“Oh, for that matter,” said he, as they turned into a field planted thickly with prickly pears, and shaded by olives, “you have but precipitated what would have come to pass very soon, for I had resolved to return.” He had noticed Mildred’s deep mourning, but he had no knowledge of her father’s death. He had immediately, on recognising her, remarked a great alteration in her features. True, it was six years since they had last met; but he had not forgotten, amid the hosts of beautiful faces which he had since seen, those bright eyes and the face free from all anxiety or trace of melancholy which had fixed themselves upon his memory. She was more beautiful now, but there was not the sparkling playfulness of the eye, nor the light-hearted glow in the features; she was more like our Lady of Sorrows whom he had seen above so many Spanish altars, than the merry, laughing maiden of his student days. “You are not quite the Miss Lee of the picnic, if you will forgive me saying so. Have you not passed through some great anxiety or trial?”

“Did you not know I had lost my father? Do you get no English newspapers here?”

“I do not see them often. I have so much to occupy me here that I am unpatriotic enough to confess that I have lost much of my interest in the affairs of my own country.”

“We must hear your story, Mr. Elsworth,” said Aunt Janet, “for there must be a most romantic one to tell, I am thinking.

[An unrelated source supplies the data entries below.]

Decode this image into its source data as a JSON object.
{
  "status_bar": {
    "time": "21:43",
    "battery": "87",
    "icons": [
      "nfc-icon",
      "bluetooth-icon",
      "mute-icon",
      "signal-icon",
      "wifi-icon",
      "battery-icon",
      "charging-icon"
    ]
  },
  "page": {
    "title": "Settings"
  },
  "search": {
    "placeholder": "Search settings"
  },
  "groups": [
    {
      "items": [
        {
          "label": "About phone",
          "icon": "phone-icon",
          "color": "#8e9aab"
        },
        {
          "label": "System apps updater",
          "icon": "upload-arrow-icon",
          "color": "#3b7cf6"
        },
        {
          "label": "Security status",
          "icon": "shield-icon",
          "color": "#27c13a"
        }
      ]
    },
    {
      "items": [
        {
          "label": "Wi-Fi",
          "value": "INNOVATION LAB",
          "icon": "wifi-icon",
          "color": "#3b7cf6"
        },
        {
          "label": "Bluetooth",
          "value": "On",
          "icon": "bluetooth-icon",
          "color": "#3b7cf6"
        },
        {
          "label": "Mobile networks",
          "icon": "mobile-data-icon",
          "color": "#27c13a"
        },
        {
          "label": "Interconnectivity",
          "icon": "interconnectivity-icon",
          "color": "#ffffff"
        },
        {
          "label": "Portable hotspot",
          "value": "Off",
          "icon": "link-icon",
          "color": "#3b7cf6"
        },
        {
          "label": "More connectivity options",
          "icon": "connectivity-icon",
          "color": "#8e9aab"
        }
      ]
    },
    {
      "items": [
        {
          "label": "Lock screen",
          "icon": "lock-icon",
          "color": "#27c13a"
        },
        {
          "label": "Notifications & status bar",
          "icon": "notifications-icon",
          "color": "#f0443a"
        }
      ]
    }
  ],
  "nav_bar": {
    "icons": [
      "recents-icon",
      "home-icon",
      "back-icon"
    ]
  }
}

You are more Spanish now than English, and we anticipate quite a revelation of the real life of the people we mix with, but do not in the least understand.”

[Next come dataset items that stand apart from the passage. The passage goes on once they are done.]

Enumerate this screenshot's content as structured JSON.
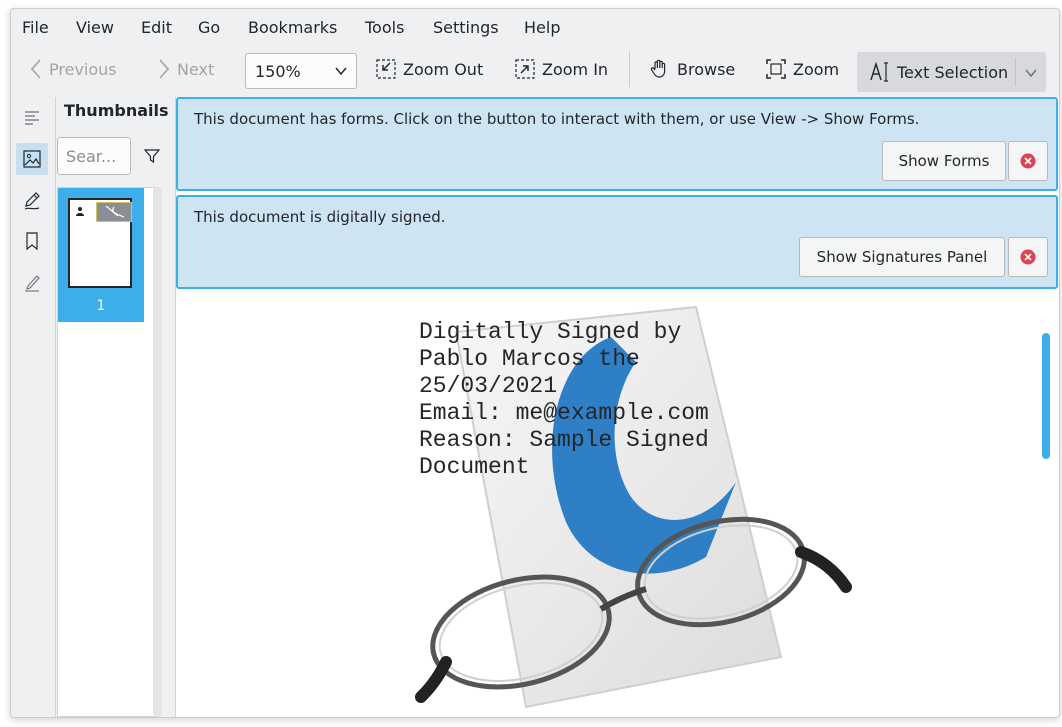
{
  "menubar": [
    "File",
    "View",
    "Edit",
    "Go",
    "Bookmarks",
    "Tools",
    "Settings",
    "Help"
  ],
  "toolbar": {
    "previous": "Previous",
    "next": "Next",
    "zoom_value": "150%",
    "zoom_out": "Zoom Out",
    "zoom_in": "Zoom In",
    "browse": "Browse",
    "zoom": "Zoom",
    "text_selection": "Text Selection"
  },
  "sidebar": {
    "title": "Thumbnails",
    "search_placeholder": "Sear...",
    "page_number": "1"
  },
  "banners": {
    "forms_message": "This document has forms. Click on the button to interact with them, or use View -> Show Forms.",
    "forms_button": "Show Forms",
    "signed_message": "This document is digitally signed.",
    "signatures_button": "Show Signatures Panel"
  },
  "document": {
    "lines": [
      "Digitally Signed by",
      "Pablo Marcos the",
      "25/03/2021",
      "Email: me@example.com",
      "Reason: Sample Signed",
      "Document"
    ]
  },
  "colors": {
    "accent": "#3daee9",
    "banner_bg": "#cfe4f2",
    "close_red": "#da4453",
    "window_bg": "#eff0f1"
  }
}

“Here are the carriages,” said Dr. Graves, who had walked on with Mr. Crowe a little in advance.

Dr. Graves and Mr. Crowe expressed their regret for neglecting the ladies. It was, in fact, a risky neighbourhood; and as they had been warned that they might suffer annoyance if they got away from their guide, they could only blame themselves.

Mr. Crowe was not very cordial in his manner towards Elsworth. Dr. Graves was courteous enough in a formal sort of way. He had known his father; and with a fashionable physician’s worldly wisdom made it a rule never to make an enemy of anybody if he could help it, but to be on his best behaviour to all the world.

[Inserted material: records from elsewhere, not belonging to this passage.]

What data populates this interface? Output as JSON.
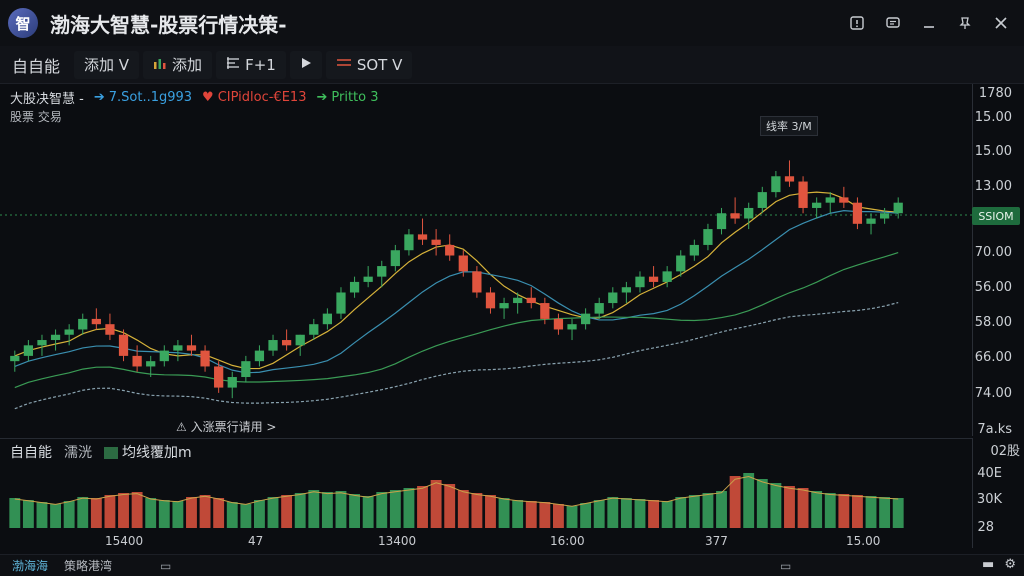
{
  "app": {
    "title": "渤海大智慧-股票行情决策-",
    "logo_text": "智"
  },
  "titlebar": {
    "icons": [
      "alert-icon",
      "message-icon",
      "minimize-icon",
      "pin-icon",
      "close-icon"
    ]
  },
  "toolbar": {
    "items": [
      {
        "label": "自自能",
        "icon": ""
      },
      {
        "label": "添加 V",
        "icon": ""
      },
      {
        "label": "添加",
        "icon": "bar-chart-icon"
      },
      {
        "label": "F+1",
        "icon": "drawing-icon"
      },
      {
        "label": "",
        "icon": "play-icon"
      },
      {
        "label": "SOT V",
        "icon": "indicator-icon"
      }
    ]
  },
  "legend": {
    "title": "大股决智慧 -",
    "series": [
      {
        "label": "7.Sot..1g993",
        "color": "#3aa0e0"
      },
      {
        "label": "CIPidloc-€E13",
        "color": "#e0453a"
      },
      {
        "label": "Pritto 3",
        "color": "#3fbf5c"
      }
    ],
    "sub": "股票 交易"
  },
  "annotations": {
    "peak": "线率 3/M",
    "hint": "⚠ 入涨票行请用 >"
  },
  "price_axis": {
    "top_label": "1780",
    "labels": [
      "15.00",
      "15.00",
      "13.00",
      "70.00",
      "56.00",
      "58.00",
      "66.00",
      "74.00",
      "7a.ks"
    ],
    "current_price": "SSIOM"
  },
  "volume_panel": {
    "tabs": [
      "自自能",
      "濡洸",
      "均线覆加m"
    ],
    "axis_labels": [
      "02股",
      "40E",
      "30K",
      "28"
    ]
  },
  "x_axis": {
    "labels": [
      "15400",
      "47",
      "13400",
      "16:00",
      "377",
      "15.00"
    ]
  },
  "statusbar": {
    "left": "渤海海",
    "second": "策略港湾",
    "right_icons": [
      "save-icon",
      "settings-icon"
    ]
  },
  "colors": {
    "up": "#3aa860",
    "down": "#e0553f",
    "ma_yellow": "#d6b23a",
    "ma_blue": "#3a8fb0",
    "ma_green": "#3a9b55",
    "ma_gray": "#8aa3b0"
  },
  "chart_data": {
    "type": "candlestick",
    "candles": [
      [
        52,
        54,
        50,
        53
      ],
      [
        53,
        56,
        52,
        55
      ],
      [
        55,
        57,
        53,
        56
      ],
      [
        56,
        58,
        54,
        57
      ],
      [
        57,
        59,
        55,
        58
      ],
      [
        58,
        61,
        57,
        60
      ],
      [
        60,
        62,
        58,
        59
      ],
      [
        59,
        61,
        56,
        57
      ],
      [
        57,
        58,
        52,
        53
      ],
      [
        53,
        55,
        50,
        51
      ],
      [
        51,
        53,
        49,
        52
      ],
      [
        52,
        55,
        51,
        54
      ],
      [
        54,
        56,
        52,
        55
      ],
      [
        55,
        57,
        53,
        54
      ],
      [
        54,
        55,
        50,
        51
      ],
      [
        51,
        52,
        46,
        47
      ],
      [
        47,
        50,
        45,
        49
      ],
      [
        49,
        53,
        48,
        52
      ],
      [
        52,
        55,
        51,
        54
      ],
      [
        54,
        57,
        53,
        56
      ],
      [
        56,
        58,
        54,
        55
      ],
      [
        55,
        57,
        53,
        57
      ],
      [
        57,
        60,
        56,
        59
      ],
      [
        59,
        62,
        58,
        61
      ],
      [
        61,
        66,
        60,
        65
      ],
      [
        65,
        68,
        64,
        67
      ],
      [
        67,
        70,
        66,
        68
      ],
      [
        68,
        71,
        66,
        70
      ],
      [
        70,
        74,
        69,
        73
      ],
      [
        73,
        77,
        72,
        76
      ],
      [
        76,
        79,
        74,
        75
      ],
      [
        75,
        77,
        72,
        74
      ],
      [
        74,
        76,
        71,
        72
      ],
      [
        72,
        73,
        68,
        69
      ],
      [
        69,
        70,
        64,
        65
      ],
      [
        65,
        66,
        61,
        62
      ],
      [
        62,
        64,
        60,
        63
      ],
      [
        63,
        65,
        61,
        64
      ],
      [
        64,
        66,
        62,
        63
      ],
      [
        63,
        64,
        59,
        60
      ],
      [
        60,
        61,
        57,
        58
      ],
      [
        58,
        60,
        56,
        59
      ],
      [
        59,
        62,
        58,
        61
      ],
      [
        61,
        64,
        60,
        63
      ],
      [
        63,
        66,
        62,
        65
      ],
      [
        65,
        67,
        63,
        66
      ],
      [
        66,
        69,
        65,
        68
      ],
      [
        68,
        70,
        66,
        67
      ],
      [
        67,
        70,
        66,
        69
      ],
      [
        69,
        73,
        68,
        72
      ],
      [
        72,
        75,
        71,
        74
      ],
      [
        74,
        78,
        73,
        77
      ],
      [
        77,
        81,
        76,
        80
      ],
      [
        80,
        83,
        78,
        79
      ],
      [
        79,
        82,
        77,
        81
      ],
      [
        81,
        85,
        80,
        84
      ],
      [
        84,
        88,
        83,
        87
      ],
      [
        87,
        90,
        85,
        86
      ],
      [
        86,
        87,
        80,
        81
      ],
      [
        81,
        83,
        79,
        82
      ],
      [
        82,
        84,
        80,
        83
      ],
      [
        83,
        85,
        81,
        82
      ],
      [
        82,
        83,
        77,
        78
      ],
      [
        78,
        80,
        76,
        79
      ],
      [
        79,
        81,
        78,
        80
      ],
      [
        80,
        83,
        79,
        82
      ]
    ],
    "ma": [
      {
        "name": "MA-yellow",
        "values": []
      },
      {
        "name": "MA-blue",
        "values": []
      }
    ],
    "volume": [
      30,
      28,
      26,
      24,
      27,
      31,
      30,
      33,
      35,
      36,
      30,
      28,
      27,
      31,
      33,
      30,
      26,
      24,
      28,
      31,
      33,
      35,
      38,
      36,
      37,
      34,
      32,
      36,
      38,
      40,
      42,
      48,
      44,
      38,
      35,
      33,
      30,
      28,
      27,
      26,
      24,
      22,
      25,
      28,
      31,
      30,
      29,
      28,
      27,
      31,
      33,
      35,
      37,
      52,
      55,
      49,
      45,
      42,
      40,
      37,
      35,
      34,
      33,
      32,
      31,
      30
    ]
  }
}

“You have dropped from the clouds, Mr. Elsworth,” said he.

“Or sprung from the earth, rather,” said Mr. Crowe.

Elsworth knew Crowe did not like him. They had never quite got on together since he neglected to attend his experimental physiology class which met at church time on Sunday mornings in his own private laboratory—the chamber of horrors it was called. He could never bring himself to do so.